Right away , I got busy there . Iam one of the founding members of the Women's ministry there . My Co- Pastor had a vision for such a ministry there and I went to her and asked her if they had a women's ministry there . She shouted and she screamed . She told me "God definitely sent you here !" . So we started the ministry , which is the strongest ministry at the church . On October 16 , 2003 , God called me into the Gospel Ministry and I brought my Intitial sermon on April 16 , 2004 and have been preaching ever since.

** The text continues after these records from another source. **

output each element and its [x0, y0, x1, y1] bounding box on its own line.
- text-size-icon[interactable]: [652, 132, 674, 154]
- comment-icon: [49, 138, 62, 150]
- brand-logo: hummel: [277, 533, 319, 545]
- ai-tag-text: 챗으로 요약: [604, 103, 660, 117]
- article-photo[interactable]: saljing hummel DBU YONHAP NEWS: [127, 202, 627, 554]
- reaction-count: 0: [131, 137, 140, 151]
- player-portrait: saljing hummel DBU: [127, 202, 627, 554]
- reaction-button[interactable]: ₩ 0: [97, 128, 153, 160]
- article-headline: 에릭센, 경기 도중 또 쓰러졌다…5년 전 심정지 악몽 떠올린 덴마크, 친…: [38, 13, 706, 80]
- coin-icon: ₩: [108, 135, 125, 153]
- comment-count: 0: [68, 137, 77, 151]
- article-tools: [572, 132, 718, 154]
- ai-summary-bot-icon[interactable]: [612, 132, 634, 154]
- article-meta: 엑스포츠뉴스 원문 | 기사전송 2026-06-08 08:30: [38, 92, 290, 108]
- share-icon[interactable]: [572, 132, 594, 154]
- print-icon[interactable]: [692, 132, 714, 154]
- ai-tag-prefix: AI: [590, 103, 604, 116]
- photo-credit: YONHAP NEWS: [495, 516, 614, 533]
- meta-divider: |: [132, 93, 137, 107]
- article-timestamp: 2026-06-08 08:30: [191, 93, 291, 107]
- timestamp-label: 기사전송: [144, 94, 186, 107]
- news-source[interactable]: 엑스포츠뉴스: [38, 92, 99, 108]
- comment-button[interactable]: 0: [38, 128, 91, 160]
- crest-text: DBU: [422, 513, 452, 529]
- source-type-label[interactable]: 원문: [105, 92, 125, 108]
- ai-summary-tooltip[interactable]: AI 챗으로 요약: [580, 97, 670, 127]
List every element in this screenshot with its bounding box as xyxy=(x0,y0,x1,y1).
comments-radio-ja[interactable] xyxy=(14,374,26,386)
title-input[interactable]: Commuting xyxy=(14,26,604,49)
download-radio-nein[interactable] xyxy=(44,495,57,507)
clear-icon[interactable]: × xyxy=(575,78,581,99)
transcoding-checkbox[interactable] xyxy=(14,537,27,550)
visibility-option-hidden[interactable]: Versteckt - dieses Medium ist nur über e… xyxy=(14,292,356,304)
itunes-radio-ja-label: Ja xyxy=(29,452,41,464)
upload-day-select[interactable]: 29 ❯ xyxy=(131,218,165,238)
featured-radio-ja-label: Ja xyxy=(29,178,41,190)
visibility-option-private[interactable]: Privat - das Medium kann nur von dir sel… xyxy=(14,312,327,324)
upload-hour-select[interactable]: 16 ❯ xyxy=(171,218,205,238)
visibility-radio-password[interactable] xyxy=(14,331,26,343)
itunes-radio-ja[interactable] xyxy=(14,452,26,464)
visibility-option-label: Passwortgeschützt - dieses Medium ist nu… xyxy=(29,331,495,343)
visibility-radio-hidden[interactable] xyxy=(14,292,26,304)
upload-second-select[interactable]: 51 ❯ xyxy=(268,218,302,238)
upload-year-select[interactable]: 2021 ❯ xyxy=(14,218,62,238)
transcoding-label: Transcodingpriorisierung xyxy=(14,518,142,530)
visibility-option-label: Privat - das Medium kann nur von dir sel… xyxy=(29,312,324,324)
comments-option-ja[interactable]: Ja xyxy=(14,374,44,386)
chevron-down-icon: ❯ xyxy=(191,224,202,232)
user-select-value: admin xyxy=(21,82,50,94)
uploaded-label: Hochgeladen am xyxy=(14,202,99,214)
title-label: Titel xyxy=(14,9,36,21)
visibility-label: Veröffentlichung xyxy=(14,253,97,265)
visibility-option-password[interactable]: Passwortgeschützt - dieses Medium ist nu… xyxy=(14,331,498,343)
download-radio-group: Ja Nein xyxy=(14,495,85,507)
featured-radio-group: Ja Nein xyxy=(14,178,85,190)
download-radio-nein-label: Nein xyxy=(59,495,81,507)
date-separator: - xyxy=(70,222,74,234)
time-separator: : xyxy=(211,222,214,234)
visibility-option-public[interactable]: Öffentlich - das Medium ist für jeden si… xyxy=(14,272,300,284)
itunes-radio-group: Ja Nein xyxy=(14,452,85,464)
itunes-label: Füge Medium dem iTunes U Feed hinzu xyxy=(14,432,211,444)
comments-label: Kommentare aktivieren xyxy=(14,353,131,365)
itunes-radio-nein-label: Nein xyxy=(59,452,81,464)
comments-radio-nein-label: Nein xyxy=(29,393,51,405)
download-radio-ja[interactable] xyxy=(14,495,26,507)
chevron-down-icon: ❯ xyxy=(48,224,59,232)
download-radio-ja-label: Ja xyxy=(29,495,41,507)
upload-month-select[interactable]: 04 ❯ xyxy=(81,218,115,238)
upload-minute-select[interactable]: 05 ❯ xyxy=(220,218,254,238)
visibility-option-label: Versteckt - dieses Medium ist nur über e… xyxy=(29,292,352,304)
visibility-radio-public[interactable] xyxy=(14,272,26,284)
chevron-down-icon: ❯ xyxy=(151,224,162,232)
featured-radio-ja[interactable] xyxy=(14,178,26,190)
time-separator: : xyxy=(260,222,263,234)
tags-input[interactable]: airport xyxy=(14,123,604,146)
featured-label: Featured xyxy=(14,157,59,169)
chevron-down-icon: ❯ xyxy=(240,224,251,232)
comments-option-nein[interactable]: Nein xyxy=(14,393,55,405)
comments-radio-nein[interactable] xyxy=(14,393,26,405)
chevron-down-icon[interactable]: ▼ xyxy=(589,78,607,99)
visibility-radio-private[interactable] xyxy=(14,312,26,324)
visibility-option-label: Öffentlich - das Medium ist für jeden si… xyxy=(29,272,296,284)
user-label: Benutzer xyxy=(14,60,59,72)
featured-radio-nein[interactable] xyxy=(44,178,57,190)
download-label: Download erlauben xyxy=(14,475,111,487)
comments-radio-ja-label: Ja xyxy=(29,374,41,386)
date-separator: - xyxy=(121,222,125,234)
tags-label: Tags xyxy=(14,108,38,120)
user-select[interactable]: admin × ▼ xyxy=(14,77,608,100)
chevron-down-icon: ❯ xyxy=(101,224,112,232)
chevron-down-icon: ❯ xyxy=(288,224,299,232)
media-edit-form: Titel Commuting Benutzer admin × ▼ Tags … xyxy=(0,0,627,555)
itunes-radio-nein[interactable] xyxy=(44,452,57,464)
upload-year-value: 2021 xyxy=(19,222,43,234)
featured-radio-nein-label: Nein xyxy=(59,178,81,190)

In 2005 , I met the man that would be my husband . I met him through a friend and we started talking and sharing . For the first 2 weeks , we logged 4 hours a night on the phone . After 3 months , he wantedme to come to him and see if we can have a life . I thought that was rather fast ,so I put him off and then he went and started talking to another woman . I just went on about my business , until he called me and told me that he was goingto marry this woman . I told him if that is what you want , do it . But God knew what He was doing and I took my hands off it . After 6 months , he andthe woman broke up , but also during this time , he was still calling me and I was not really trying to hear it . That is when he said that he wanted me to be his wife . I was like " Lord help me " .
After much prayer and seeking the Lord , I did consent to be his wife but I didn't know it would have cost me my ministry as I know it . We got married in June of 2007 . Things went fine for 6 months , until I have started to see little things going down . Then I have seen a huge change in his behavior . The spirit told me that he had a mental problem . By this time ,I have lost a considerable amount of weight and my hair started to fall out . He was trying to kill me in the spirit , The church I was attending , was a Prophetic ministry and my pastor and his wife was seeing some things and told me about it . Needless to say , I heed to what the Man and Woman of God was saying and started to fast and pray. I was crying out to the Lord for help. He didnt like it when I was doing that . I thought this is odd for someone to be a minister and say that . Well , after much discussion , we split up . I was hurt and at the same time , I was relieved because I knew God's grace was sufficient . I was delivered out of the enemy's grasp !
I can say I made it .... I made it ... I'm still here !!!!